Sorti en 1989, soit quatre ans après
Songs From The Big Chair,
The Seeds Of Love est le troisième album de Tears For Fears. C’est l’occasion pour le groupe de confirmer un véritable talent de composition et de mettre en avant leur goût pour la musique noire américaine, notamment le jazz et ses dérivés comme la soul music. Les deux titres qui ouvrent l’album peuvent en témoigner.
Une nouvelle voix s’y fait entendre, celle de la chanteuse soul Oleta Adams que Tears For Fears avait rencontré durant la tournée de leur disque précédent.
« Woman in chains » est un duo Adams/Orzabal dont le sujet traite de la cause des femmes et du sort pitoyable que les hommes leur réservent. Un thème qui synthétise les deux préoccupations majeures des textes les plus sérieux du groupe, à savoir la politique et les tragédies personnelles, toutes deux génératrices d’injustice.
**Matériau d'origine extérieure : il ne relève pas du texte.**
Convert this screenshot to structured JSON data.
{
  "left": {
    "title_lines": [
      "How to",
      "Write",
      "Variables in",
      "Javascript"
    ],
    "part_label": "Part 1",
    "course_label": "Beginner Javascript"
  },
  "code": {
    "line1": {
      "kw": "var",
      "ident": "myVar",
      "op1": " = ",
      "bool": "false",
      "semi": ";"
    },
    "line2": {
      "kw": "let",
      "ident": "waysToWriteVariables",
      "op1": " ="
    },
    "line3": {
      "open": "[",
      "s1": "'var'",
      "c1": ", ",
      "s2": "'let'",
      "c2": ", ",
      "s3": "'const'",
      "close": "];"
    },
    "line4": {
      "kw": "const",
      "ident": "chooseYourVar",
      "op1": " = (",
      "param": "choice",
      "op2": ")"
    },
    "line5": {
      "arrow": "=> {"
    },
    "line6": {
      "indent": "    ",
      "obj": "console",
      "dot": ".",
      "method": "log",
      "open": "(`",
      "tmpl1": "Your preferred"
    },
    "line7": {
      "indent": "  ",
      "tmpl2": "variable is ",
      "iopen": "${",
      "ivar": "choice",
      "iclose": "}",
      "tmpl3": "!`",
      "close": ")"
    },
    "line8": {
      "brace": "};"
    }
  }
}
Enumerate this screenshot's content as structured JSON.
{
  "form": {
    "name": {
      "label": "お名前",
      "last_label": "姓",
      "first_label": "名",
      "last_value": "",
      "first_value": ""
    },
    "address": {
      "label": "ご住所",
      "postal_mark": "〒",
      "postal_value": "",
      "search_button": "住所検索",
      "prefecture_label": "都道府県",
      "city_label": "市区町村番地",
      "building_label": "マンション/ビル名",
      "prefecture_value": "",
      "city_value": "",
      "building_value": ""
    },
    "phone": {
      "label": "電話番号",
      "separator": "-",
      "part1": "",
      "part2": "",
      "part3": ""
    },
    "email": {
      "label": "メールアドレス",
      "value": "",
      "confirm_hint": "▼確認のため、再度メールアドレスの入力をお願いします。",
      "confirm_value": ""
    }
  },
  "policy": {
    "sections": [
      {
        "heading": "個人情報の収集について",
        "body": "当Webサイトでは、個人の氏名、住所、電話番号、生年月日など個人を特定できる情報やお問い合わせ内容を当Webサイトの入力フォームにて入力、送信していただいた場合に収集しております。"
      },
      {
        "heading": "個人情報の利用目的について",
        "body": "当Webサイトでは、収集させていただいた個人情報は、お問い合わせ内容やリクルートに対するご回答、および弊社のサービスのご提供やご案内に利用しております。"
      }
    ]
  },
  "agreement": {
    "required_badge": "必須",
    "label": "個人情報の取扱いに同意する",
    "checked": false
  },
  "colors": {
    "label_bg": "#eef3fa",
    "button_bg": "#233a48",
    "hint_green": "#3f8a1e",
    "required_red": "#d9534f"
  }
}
Oleta Adams est aussi partie intégrante de
« Badman’s song », une composition aux contours résolument jazz : l’intro donne le ton par l’impression d’être plongé directement en pleine improvisation d’un pianiste sur un tempo très rapide. Puis le rythme se pose, les voix d’Orzabal et Adams apparaissent. Il est indéniable que la voix chaude et inspirée d’Oleta Adams accentue l’aspect jazz du morceau. Ensuite le climat d’introduction revient comme une sorte de ponctuation avant de laisser à nouveau place au calme relatif d’un tempo dans lequel les parties chantées s’insèrent. La pièce est constituée par l’alternance de ces deux ambiances sur le mode d’un crescendo/decrescendo.
« Sowing The seeds of love » est un hommage ouvert aux Beatles, source d’inspiration inépuisable pour l’ensemble des groupes pop britanniques. Les graines ont été semées, et Tears For Fears en récoltent les fruits. Les clins d’œil au groupe de Lennon/ Mc Cartney sont nombreux : par exemple, l’utilisation d’instruments habituellement réservés aux orchestres classiques (trompette, sections de violons) rappelle la fin de «
All you need is love ».
Autre titre paru en single, «
Advice for the young at heart ». Prototype du tube pop, cette chanson évoque un thème éternel, celui de la jeunesse qui s’enfuit et de la nécessité d’en profiter avant qu’il ne soit trop tard. Le pont du morceau n’est pas sans évoquer
« Bopper en larmes » de Laurent Voulzy.
« Standing on the corner of the third world » est une ballade sur le Tiers-Monde et l’Occident qui s’en arrange à bon compte. Là encore, Tears For Fears n’hésite pas à aborder des sujets peu porteurs en termes d’audience. C’est en même temps ce qui a fait leur succès.La remarque vaut pour
« Famous last words » qui reprend (en partie) les paroles du plus célèbre gospel
« When the saints go marchin’in » (et les accents mélodiques de
« Woman in chains »).
La séquence enregistrée en concert de
« Year of the knife » évoque le choix similaire qui avait été fait pour
« Broken » dans
Songs From The Big Chair. L’originalité de la démarche sonne comme un remerciement au public de la part du groupe. A noter la participation de collègues pour l’album, et non des moindres : Phil Collins sur
« Woman In Chains », et Manu Katché sur
« Sowing the seeds of love », ce dernier étant un habitué du genre (cf. Peter Gabriel, Sting, etc…).
Globalement
The Seeds Of Love est un album de bonne facture, au carrefour du jazz et d’une music pop de haute volée, qui assoit et justifie la notoriété de Tears For Fears comme un des groupes incontournables des années 80.